Польщённый Ардов с раскраснелыми ушами кивнул:

— Еще несколько дней назад и можно было так сказать. Но сегодня приходится сказать вот как... Вы ненавидите деспотизм? Но в Европе остался только один деспот. Пусть же ведёт вас против него ваша любимая марсельеза!

Глотнул кадыком. Глотнул кофе.

— А то все только распевают её. Понравилось... И дальше. И теперь не время для празднеств! Что это открылся за новый вопрос: работать или не работать на заводах? Это — старый режим цеплялся за колёса ваших станков, и оттого у нас было меньше пушек, меньше снарядов. А теперь не то что работать — надо навёрстывать всё упущенное за прежнее время. Теперь — пусть ваши станки вертятся с удесятерённой скоростью! Вложите всю вашу любовь к свободе — в этот бег колёс! Введите систему Тейлора!
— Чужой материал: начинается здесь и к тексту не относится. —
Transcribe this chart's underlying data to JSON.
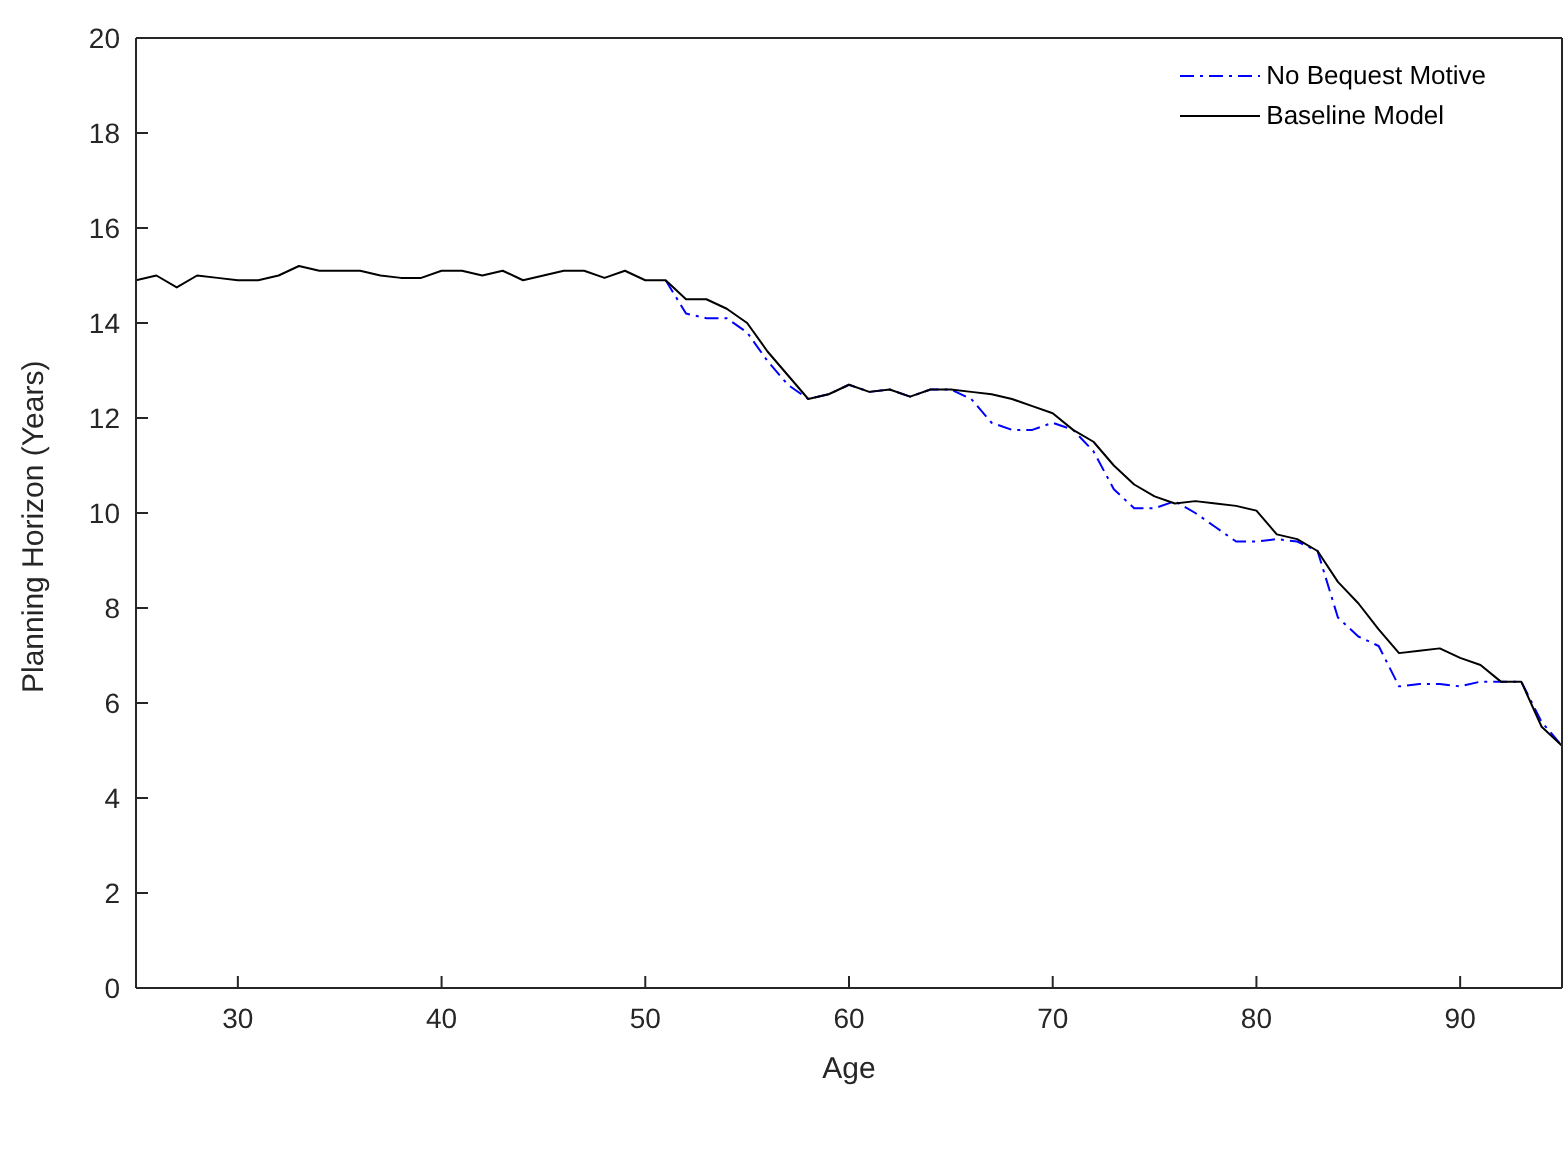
{
  "chart_data": {
    "type": "line",
    "xlabel": "Age",
    "ylabel": "Planning Horizon (Years)",
    "x": [
      25,
      26,
      27,
      28,
      29,
      30,
      31,
      32,
      33,
      34,
      35,
      36,
      37,
      38,
      39,
      40,
      41,
      42,
      43,
      44,
      45,
      46,
      47,
      48,
      49,
      50,
      51,
      52,
      53,
      54,
      55,
      56,
      57,
      58,
      59,
      60,
      61,
      62,
      63,
      64,
      65,
      66,
      67,
      68,
      69,
      70,
      71,
      72,
      73,
      74,
      75,
      76,
      77,
      78,
      79,
      80,
      81,
      82,
      83,
      84,
      85,
      86,
      87,
      88,
      89,
      90,
      91,
      92,
      93,
      94,
      95
    ],
    "series": [
      {
        "name": "No Bequest Motive",
        "color": "#0000ff",
        "line_style": "dashdot",
        "values": [
          null,
          null,
          null,
          null,
          null,
          null,
          null,
          null,
          null,
          null,
          null,
          null,
          null,
          null,
          null,
          null,
          null,
          null,
          null,
          null,
          null,
          null,
          null,
          null,
          null,
          null,
          14.9,
          14.2,
          14.1,
          14.1,
          13.8,
          13.2,
          12.7,
          12.4,
          12.5,
          12.7,
          12.55,
          12.6,
          12.45,
          12.6,
          12.6,
          12.4,
          11.9,
          11.75,
          11.75,
          11.9,
          11.75,
          11.3,
          10.5,
          10.1,
          10.1,
          10.25,
          10.0,
          9.7,
          9.4,
          9.4,
          9.45,
          9.4,
          9.2,
          7.8,
          7.4,
          7.2,
          6.35,
          6.4,
          6.4,
          6.35,
          6.45,
          6.45,
          6.45,
          5.6,
          5.1
        ]
      },
      {
        "name": "Baseline Model",
        "color": "#000000",
        "line_style": "solid",
        "values": [
          14.9,
          15.0,
          14.75,
          15.0,
          14.95,
          14.9,
          14.9,
          15.0,
          15.2,
          15.1,
          15.1,
          15.1,
          15.0,
          14.95,
          14.95,
          15.1,
          15.1,
          15.0,
          15.1,
          14.9,
          15.0,
          15.1,
          15.1,
          14.95,
          15.1,
          14.9,
          14.9,
          14.5,
          14.5,
          14.3,
          14.0,
          13.4,
          12.9,
          12.4,
          12.5,
          12.7,
          12.55,
          12.6,
          12.45,
          12.6,
          12.6,
          12.55,
          12.5,
          12.4,
          12.25,
          12.1,
          11.75,
          11.5,
          11.0,
          10.6,
          10.35,
          10.2,
          10.25,
          10.2,
          10.15,
          10.05,
          9.55,
          9.45,
          9.2,
          8.55,
          8.1,
          7.55,
          7.05,
          7.1,
          7.15,
          6.95,
          6.8,
          6.45,
          6.45,
          5.5,
          5.1
        ]
      }
    ],
    "xlim": [
      25,
      95
    ],
    "xticks": [
      30,
      40,
      50,
      60,
      70,
      80,
      90
    ],
    "ylim": [
      0,
      20
    ],
    "yticks": [
      0,
      2,
      4,
      6,
      8,
      10,
      12,
      14,
      16,
      18,
      20
    ],
    "grid": false,
    "legend": "top right",
    "marker": "none"
  }
}
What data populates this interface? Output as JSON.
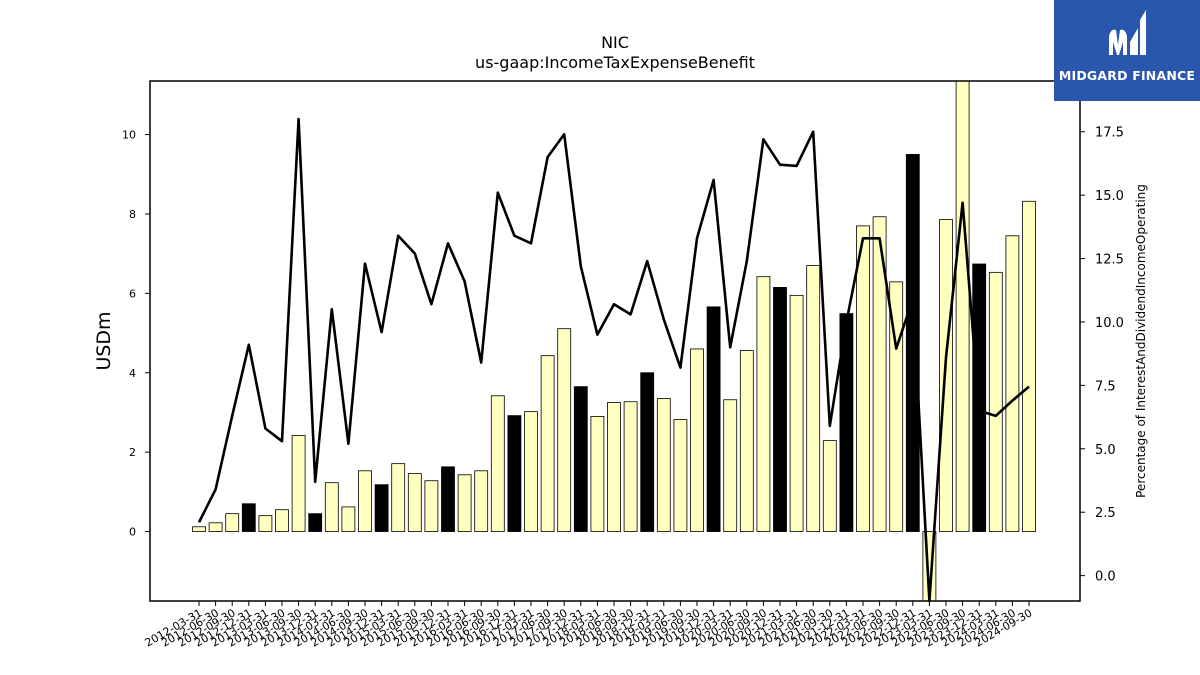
{
  "title": "NIC",
  "subtitle": "us-gaap:IncomeTaxExpenseBenefit",
  "logo": {
    "text": "MIDGARD FINANCE",
    "bg": "#2a56ad"
  },
  "colors": {
    "bar_fill": "#ffffc0",
    "bar_highlight": "#000000",
    "line": "#000000"
  },
  "chart_data": {
    "type": "bar",
    "title": "NIC",
    "subtitle": "us-gaap:IncomeTaxExpenseBenefit",
    "xlabel": "",
    "ylabel": "USDm",
    "y2label": "Percentage of InterestAndDividendIncomeOperating",
    "ylim": [
      -1.75,
      11.35
    ],
    "y2lim": [
      -1.0,
      19.5
    ],
    "yticks": [
      0,
      2,
      4,
      6,
      8,
      10
    ],
    "y2ticks": [
      0.0,
      2.5,
      5.0,
      7.5,
      10.0,
      12.5,
      15.0,
      17.5
    ],
    "categories": [
      "2012-03-31",
      "2012-06-30",
      "2012-09-30",
      "2012-12-31",
      "2013-03-31",
      "2013-06-30",
      "2013-09-30",
      "2013-12-31",
      "2014-03-31",
      "2014-06-30",
      "2014-09-30",
      "2014-12-31",
      "2015-03-31",
      "2015-06-30",
      "2015-09-30",
      "2015-12-31",
      "2016-03-31",
      "2016-06-30",
      "2016-09-30",
      "2016-12-31",
      "2017-03-31",
      "2017-06-30",
      "2017-09-30",
      "2017-12-31",
      "2018-03-31",
      "2018-06-30",
      "2018-09-30",
      "2018-12-31",
      "2019-03-31",
      "2019-06-30",
      "2019-09-30",
      "2019-12-31",
      "2020-03-31",
      "2020-06-30",
      "2020-09-30",
      "2020-12-31",
      "2021-03-31",
      "2021-06-30",
      "2021-09-30",
      "2021-12-31",
      "2022-03-31",
      "2022-06-30",
      "2022-09-30",
      "2022-12-31",
      "2023-03-31",
      "2023-06-30",
      "2023-09-30",
      "2023-12-31",
      "2024-03-31",
      "2024-06-30",
      "2024-09-30"
    ],
    "series": [
      {
        "axis": "left",
        "kind": "bar",
        "values": [
          0.12,
          0.22,
          0.45,
          0.7,
          0.4,
          0.55,
          2.42,
          0.45,
          1.23,
          0.62,
          1.53,
          1.18,
          1.71,
          1.46,
          1.28,
          1.63,
          1.43,
          1.53,
          3.42,
          2.92,
          3.02,
          4.43,
          5.11,
          3.65,
          2.9,
          3.25,
          3.27,
          4.0,
          3.35,
          2.82,
          4.6,
          5.66,
          3.32,
          4.56,
          6.42,
          6.15,
          5.95,
          6.7,
          2.29,
          5.49,
          7.7,
          7.93,
          6.29,
          9.5,
          -1.8,
          7.86,
          11.4,
          6.74,
          6.53,
          7.45,
          8.32
        ],
        "highlight": [
          false,
          false,
          false,
          true,
          false,
          false,
          false,
          true,
          false,
          false,
          false,
          true,
          false,
          false,
          false,
          true,
          false,
          false,
          false,
          true,
          false,
          false,
          false,
          true,
          false,
          false,
          false,
          true,
          false,
          false,
          false,
          true,
          false,
          false,
          false,
          true,
          false,
          false,
          false,
          true,
          false,
          false,
          false,
          true,
          false,
          false,
          false,
          true,
          false,
          false,
          false
        ]
      },
      {
        "axis": "right",
        "kind": "line",
        "values": [
          2.1,
          3.4,
          6.3,
          9.1,
          5.8,
          5.3,
          18.0,
          3.7,
          10.5,
          5.2,
          12.3,
          9.6,
          13.4,
          12.7,
          10.7,
          13.1,
          11.6,
          8.4,
          15.1,
          13.4,
          13.1,
          16.5,
          17.4,
          12.2,
          9.5,
          10.7,
          10.3,
          12.4,
          10.1,
          8.2,
          13.3,
          15.6,
          9.0,
          12.4,
          17.2,
          16.2,
          16.15,
          17.5,
          5.9,
          10.0,
          13.3,
          13.3,
          8.95,
          10.9,
          -1.2,
          8.6,
          14.7,
          6.5,
          6.3,
          6.9,
          7.45
        ]
      }
    ],
    "grid": false,
    "legend": "none"
  }
}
У нас мало отравляющих газов — создайте нам газы! Пусть работают и женщины! Пусть вся Россия напряжётся как огромная космическая пружина!

И уши пылали его, и щёки, он — весь сгорал, он и сам уже без Сусанны видел, что статья удалась отлично.

— Всё — для свободы! Такой минуты ещё не было в нашей истории! Только свободный народ и может вести освободительну... а, это уже было... Неужели мы упустим то счастье, которое далось в наши руки, трепещущие от волнения?.. Неотразимо написать! Написать так, чтобы стало стыдно всей стране!.. Может быть, и всем нам придётся идти под знамёна без отсрочек и белых билетов! У всех у нас — один билет: на котором написан наш гражданский долг!

Его голос переломился.

Успокоясь, он снова проверяюще смотрел на Сусанну.

Сусанна ли не умела слушать и смотреть! ушами и глазами выслеживать, ещё иногда поддерживая и изгибом кисти. Она — ничего не пропустила. И теперь сказала вдумчиво:

— Да, это сильно. Неожиданно, остро, дерзко. Можно поправить несколько выражений. — Ардов не скрывал, как доволен. — Но если говорить по сути, меня беспокоит вот какой оттенок. Повторяю, я патриотка. Войну — надо вести. И она именно должна стать войной за свободу. Мы должны защищать Россию от Вильгельма, как защищали бы её от Романова. Война — это горькое наследие, за то, что мы её рабски приняли, и в том мы все виноваты, и теперь надо нести её до конца. «Немедленное прекращение» — это какое-то безумное ребячество или извращённое толстовство. Но всё же, — она пристально смотрела на Ардова, а искала в самой себе: — всё-таки, что-то должно измениться в нашем отношении к войне, нельзя говорить прежним голосом. Ну, скажем, с таким добавлением: долой побединство! Победы — нам тоже не надо, а только отстоять свободу. А?